(Warning: This article contains spoilers for the Disney+ Marvel series “WandaVision” through the third episode)
Eagle-eyed fans watching the first three episodes of “WandaVision” have almost certainly noticed an odd little logo — a sword encased in a circle — pop up at least once in each episode. The symbol came to the forefront at the end of the third episode, when Wanda (Elizabeth Olsen) noticed that Geraldine (Teyonah Parris) was wearing a necklace with that sword logo on it.
And then Wanda seemingly ejected Geraldine from the world.
The logo in question is almost certainly a reference to S.W.O.R.D., aka the Sentient World Observation Response Department.
What exactly is S.W.O.R.D.? Similar to S.H.I.E.L.D. (Marvel loves their acronyms!), S.W.O.R.D. is a counterterrorism and intelligence agency. Unlike S.H.I.E.L.D., which focuses on more earth-bound threats like Hydra and terrorists, S.W.O.R.D.’s main purpose is to deal with extraterrestrial and space-related threats.
S.W.O.R.D. was created by Joss Whedon and John Cassady, and first appeared in the 2004 comic “Astonishing X-Men #6.” In the Marvel Comics world, S.W.O.R.D.’s leader was an agent named Abigail Brand, and the group initially operated with an undercover agent named Lockheed out of the X-Mansion. Brand became the leader of the group when she intervened during Colossus’ intentions to destroy Earth, in what had the potential to turn into an interplanetary war. After that, Nick Fury made her top commander.
How might S.W.O.R.D. be relevant to “WandaVision?” Well, for starters, we have no idea what’s behind Wanda and Vision’s idyllic life. It’s clearly some sort of simulation, but we don’t know who’s doing it or why. It could be that S.W.O.R.D. is running the show. Or, if somebody else — like Wanda herself — is running things, then S.W.O.R.D. might be trying to help her escape.

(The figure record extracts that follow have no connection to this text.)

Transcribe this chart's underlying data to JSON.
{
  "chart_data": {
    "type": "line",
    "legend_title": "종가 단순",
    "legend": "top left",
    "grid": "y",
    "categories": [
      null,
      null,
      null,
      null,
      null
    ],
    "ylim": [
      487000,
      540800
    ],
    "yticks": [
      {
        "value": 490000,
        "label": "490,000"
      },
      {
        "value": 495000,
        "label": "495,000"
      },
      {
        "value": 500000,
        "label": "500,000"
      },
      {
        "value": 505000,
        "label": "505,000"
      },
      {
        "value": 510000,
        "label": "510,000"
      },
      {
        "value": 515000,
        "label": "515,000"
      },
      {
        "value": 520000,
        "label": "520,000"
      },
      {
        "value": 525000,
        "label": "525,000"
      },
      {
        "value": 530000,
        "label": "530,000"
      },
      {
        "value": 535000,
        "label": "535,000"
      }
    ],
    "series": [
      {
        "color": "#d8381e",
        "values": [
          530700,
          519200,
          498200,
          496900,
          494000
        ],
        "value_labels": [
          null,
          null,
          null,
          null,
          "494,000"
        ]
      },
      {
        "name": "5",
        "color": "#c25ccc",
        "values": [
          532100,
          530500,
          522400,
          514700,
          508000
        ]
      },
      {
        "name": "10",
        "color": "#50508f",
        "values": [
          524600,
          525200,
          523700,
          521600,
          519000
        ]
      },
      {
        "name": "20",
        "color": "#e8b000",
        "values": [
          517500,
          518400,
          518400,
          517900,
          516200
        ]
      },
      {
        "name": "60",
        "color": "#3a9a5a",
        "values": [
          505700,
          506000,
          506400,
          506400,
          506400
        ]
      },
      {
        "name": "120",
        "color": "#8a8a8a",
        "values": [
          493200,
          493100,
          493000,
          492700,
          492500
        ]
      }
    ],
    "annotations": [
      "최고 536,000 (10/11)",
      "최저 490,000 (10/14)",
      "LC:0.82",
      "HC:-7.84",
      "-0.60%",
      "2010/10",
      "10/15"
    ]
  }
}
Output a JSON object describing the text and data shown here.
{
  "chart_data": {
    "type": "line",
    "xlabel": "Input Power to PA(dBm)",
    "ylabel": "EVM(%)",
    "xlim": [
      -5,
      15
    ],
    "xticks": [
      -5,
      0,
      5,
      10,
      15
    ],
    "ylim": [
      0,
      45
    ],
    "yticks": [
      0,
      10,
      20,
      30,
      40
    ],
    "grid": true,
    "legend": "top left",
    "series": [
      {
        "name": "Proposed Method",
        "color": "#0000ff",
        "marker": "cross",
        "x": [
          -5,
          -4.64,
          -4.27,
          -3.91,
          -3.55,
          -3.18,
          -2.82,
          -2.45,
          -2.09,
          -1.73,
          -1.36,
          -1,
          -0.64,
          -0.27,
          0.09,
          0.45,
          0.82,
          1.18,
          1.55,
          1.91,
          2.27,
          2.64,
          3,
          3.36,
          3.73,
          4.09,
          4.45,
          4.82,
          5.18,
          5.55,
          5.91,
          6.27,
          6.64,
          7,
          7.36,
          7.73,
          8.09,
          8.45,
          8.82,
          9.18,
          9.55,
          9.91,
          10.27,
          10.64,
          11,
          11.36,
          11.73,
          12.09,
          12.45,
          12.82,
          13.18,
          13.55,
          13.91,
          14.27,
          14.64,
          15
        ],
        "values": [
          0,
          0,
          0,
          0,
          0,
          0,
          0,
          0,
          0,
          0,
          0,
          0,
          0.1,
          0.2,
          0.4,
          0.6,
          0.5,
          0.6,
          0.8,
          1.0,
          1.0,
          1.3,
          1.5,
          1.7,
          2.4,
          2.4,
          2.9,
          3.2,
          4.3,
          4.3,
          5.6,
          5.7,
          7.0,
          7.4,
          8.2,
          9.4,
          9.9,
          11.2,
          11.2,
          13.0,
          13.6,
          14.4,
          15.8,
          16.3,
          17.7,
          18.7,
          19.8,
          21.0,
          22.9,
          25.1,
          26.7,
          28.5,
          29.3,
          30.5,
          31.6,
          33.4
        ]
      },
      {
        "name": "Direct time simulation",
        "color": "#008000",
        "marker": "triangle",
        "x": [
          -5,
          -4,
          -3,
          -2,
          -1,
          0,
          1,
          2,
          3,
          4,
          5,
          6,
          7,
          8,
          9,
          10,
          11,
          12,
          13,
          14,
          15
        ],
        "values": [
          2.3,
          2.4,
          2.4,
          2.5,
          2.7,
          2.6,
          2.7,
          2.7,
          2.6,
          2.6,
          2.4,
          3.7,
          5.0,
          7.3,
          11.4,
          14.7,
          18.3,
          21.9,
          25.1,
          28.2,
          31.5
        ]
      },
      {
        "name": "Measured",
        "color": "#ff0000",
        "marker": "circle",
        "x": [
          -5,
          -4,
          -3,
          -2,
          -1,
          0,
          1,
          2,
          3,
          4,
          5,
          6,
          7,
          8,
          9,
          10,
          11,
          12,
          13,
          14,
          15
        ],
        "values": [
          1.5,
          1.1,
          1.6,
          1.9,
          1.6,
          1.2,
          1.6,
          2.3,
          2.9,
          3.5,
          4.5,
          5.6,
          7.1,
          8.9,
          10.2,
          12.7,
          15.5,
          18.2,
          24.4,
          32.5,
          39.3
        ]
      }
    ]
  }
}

There are few different disconnected threads here — Wanda and Vision’s sitcom world, folks monitoring that world, and folks interfering with that world like the beekeeper that we saw at the end of the second episode. The beekeeper had the S.W.O.R.D. logo on his back, and Wanda didn’t not react happily when she saw him.
And now we have Wanda seemingly booting Geraldine from the simulation after she noticed her necklace. So there’s at minimum a Wanda vs. S.W.O.R.D. situation happening on some level.
But it could just as easily be a situation with Wanda vs. S.W.O.R.D. vs. some unknown third party. Maybe some villain trapped her in this place, and S.W.O.R.D. is trying to get her out. We’ll see how it goes.
Something to consider while formulating your fan theories about this whole thing is that Wanda doesn’t have anything to do with space, and Geraldine — who we knew coming into the series is secretly a grown-up version of the little girl from “Captain Marvel,” Monica Rambeau — doesn’t have any comic book connection to S.W.O.R.D. Thus, these pieces don’t fit neatly together in a way that would make it easy to guess what’s going on here.
So here’s what we’ve got right now.
Wanda and Vision are living in some sort of simulation of an idyllic American suburb called Westview. This simulation is a physical place, because when Geraldine was ejected from it she materialized out of thin air — an alternate dimension in the multiverse maybe?
People on the outside are able to enter the simulation, as we saw with Geraldine and the beekeeper, and the simulation itself doesn’t seem to like these incursions. Wanda herself seems to have some kind of control over the simulation, since at least twice she has appeared to reverse time in order to delete situations that would cause Vision to question the nature of his reality.
But Wanda’s control doesn’t appear to be conscious. She doesn’t know how she got there, and struggles to remember her history. There could be a third party involved, since the voice on the radio Wanda heard in the second episode asked her: “Who’s doing this to you, Wanda?”
And, of course, the daughter of Captain Marvel’s best friend is involved but we don’t know why.
We’ve also got a big new wild card, in the form of mutants. S.W.O.R.D. history in Marvel Comics is heavily tied to that of mutants, and we know that with the X-Men in Disney’s hands that mutants will show up in the MCU sooner or later.
The comic book version of Wanda Maximoff, by the way, is a mutant. Could we somehow be witnessing the introduction of mutants to the MCU right now?
Having a S.W.O.R.D. reference in “WandaVision” isn’t exactly out of left field. There’s been growing speculation that S.W.O.R.D. will become a prominent part of Phase 4, particularly as it relates to “Captain Marvel 2.” As the credits scene in “Spider-Man: Far From Home” showed, that Nick Fury is currently in space with the Skrulls, setting up operations intergalactically.
Marvel never does anything by accident, and it makes total sense that it would use “WandaVision” to start planting those interconnected seeds.